En este punto de la historia, llegó Sancho con cuatro bizcochones más y unas ciruelas pasas, y tras él vino el carro, que Fernando y Demetria vieron con grande alegría, como si les mandara el cielo un barco encantado, o el mágico clavileño de Don Quijote. Sin perder tiempo acomodaron a D. Alonso sobre la yerba olorosa y le cubrieron con el capote de Rapella, poniéndole por almohada el lío de ropa: el pobre señor dejábase tratar como cuerpo muerto; les miraba atónito y no profería una palabra. Tratose luego de si Sancho les acompañaba o no, y las razones que dio este a Fernando le convencieron de que debía volverse a Oñate y partir en pos de su amo. Urgía dar al siciliano alguna explicación de aquellos inesperados sucesos, y del secuestro de su gabán. Seguramente lo aprobaría, pues era hombre que se pirraba por las aventuras, por todo lo que fuera intervención de lo inesperado y sorprendente en las cosas de la vida. Entregó Fernando al escudero un bolsillo con onzas, propiedad de D. Aníbal, cogiendo algunas para agregarlas a lo suyo, por si le hacían falta en aquella empresa, y le despidió con estas razones: «Le dices que yo, de hoy a mañana, en cuanto deje a esta desgraciada familia en lugar seguro, de donde pueda volver a su casa, no pararé hasta reunirme con él y con la Corte y séquito del señor Pretendiente».
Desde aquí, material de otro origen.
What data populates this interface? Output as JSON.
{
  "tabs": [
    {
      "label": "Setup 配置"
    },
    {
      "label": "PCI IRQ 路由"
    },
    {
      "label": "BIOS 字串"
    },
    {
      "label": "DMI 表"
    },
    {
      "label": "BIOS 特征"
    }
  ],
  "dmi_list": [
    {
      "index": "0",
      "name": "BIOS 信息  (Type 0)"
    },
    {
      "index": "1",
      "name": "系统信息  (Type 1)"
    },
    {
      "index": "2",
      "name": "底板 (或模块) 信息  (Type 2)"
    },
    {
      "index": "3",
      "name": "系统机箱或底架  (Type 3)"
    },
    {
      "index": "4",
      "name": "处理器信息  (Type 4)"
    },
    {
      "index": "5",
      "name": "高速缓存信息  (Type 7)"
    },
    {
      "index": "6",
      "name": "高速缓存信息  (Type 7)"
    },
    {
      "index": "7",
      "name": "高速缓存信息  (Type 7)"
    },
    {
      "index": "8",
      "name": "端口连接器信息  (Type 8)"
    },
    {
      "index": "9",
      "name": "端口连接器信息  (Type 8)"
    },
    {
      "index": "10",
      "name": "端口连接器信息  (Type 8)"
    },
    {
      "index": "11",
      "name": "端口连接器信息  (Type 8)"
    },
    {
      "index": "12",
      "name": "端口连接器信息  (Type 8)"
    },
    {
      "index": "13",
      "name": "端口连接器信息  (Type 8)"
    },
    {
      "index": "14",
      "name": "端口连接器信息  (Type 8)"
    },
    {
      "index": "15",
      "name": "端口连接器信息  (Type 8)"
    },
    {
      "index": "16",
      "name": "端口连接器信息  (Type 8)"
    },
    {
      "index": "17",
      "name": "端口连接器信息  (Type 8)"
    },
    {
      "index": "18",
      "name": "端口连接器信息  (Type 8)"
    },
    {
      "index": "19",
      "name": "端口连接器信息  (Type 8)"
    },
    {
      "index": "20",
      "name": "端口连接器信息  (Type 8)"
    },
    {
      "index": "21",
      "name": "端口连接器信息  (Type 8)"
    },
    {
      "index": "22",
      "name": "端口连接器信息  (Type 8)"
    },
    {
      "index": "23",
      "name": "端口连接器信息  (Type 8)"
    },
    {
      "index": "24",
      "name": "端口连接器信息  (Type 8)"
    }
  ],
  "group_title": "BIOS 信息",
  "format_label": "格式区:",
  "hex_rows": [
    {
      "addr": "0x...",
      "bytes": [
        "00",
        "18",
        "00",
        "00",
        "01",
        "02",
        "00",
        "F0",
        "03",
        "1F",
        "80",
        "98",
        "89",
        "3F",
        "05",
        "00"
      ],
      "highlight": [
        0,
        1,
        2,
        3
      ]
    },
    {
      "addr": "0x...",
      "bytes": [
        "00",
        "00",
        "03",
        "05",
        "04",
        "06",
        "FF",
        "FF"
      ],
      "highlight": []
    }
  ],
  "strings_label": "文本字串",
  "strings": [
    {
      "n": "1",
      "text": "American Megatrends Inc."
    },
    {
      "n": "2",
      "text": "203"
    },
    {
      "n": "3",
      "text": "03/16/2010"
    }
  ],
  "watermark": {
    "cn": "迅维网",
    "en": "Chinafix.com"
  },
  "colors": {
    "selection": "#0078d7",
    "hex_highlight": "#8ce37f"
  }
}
Saludó Sancho a las señoritas, deseándoles un buen viaje y el feliz cumplimiento de sus deseos, y despidiose también la vieja con expresiones de cariño; Demetria y Gracia subieron al carro, y este emprendió su marcha lenta y sin chillidos por las cuestas de Aloña. Lo primero que hizo Calpena fue invitar a las niñas a una frugal cena, y ellas, que con las esperanzas se veían ya menos agobiadas de su tristeza, no se hicieron de rogar; partido el pan, dieron a su libertador una rebanada y medio quesito, pues a él tampoco le venía mal hacer por la vida. Comiendo se arrimó al boyero para trabar conversación con él y sondearle, pues de su lealtad y buena disposición dependía el éxito del viaje. Era un vejete forzudo y de pocas palabras, que hablaba medianamente el castellano; llamábase Gainza y no parecía mal hombre; comentando la guerra, expresó la idea de que el país estaba ya harto de tanta trapisonda, esquilmado por las sacas continuas de mozos, forrajes, pan y contribuciones. Lo que el país ansiaba era: o que D. Carlos se sentase en el Trono de todo el Reino, o que se entendiese con su cuñada para reinar los dos apareados. No desagradó a Fernando esta actitud, y sin mostrarse amigo ni enemigo de la Causa, le recomendó que llevase su carro por los caminos que creyera menos frecuentados de tropas, así facciosas como cristinas, añadiendo que le recompensaría con toda largueza si lograba llevar salvas hasta la sierra a las dos niñas y a su padre enfermo, el cual era un señor muy pudiente que había venido a Oñate enviado por el Rey de Francia para tratar con D. Carlos de asuntos católicos, y habiendo cogido un aire de perlesía, iba en busca de unos afamados médicos de Vitoria que curaban este mal con aguas frías y calientes. A esto dijo Gainza, picando sus bueyes, que él había oído algo de curar el paralís con chorros físicos y destemplados.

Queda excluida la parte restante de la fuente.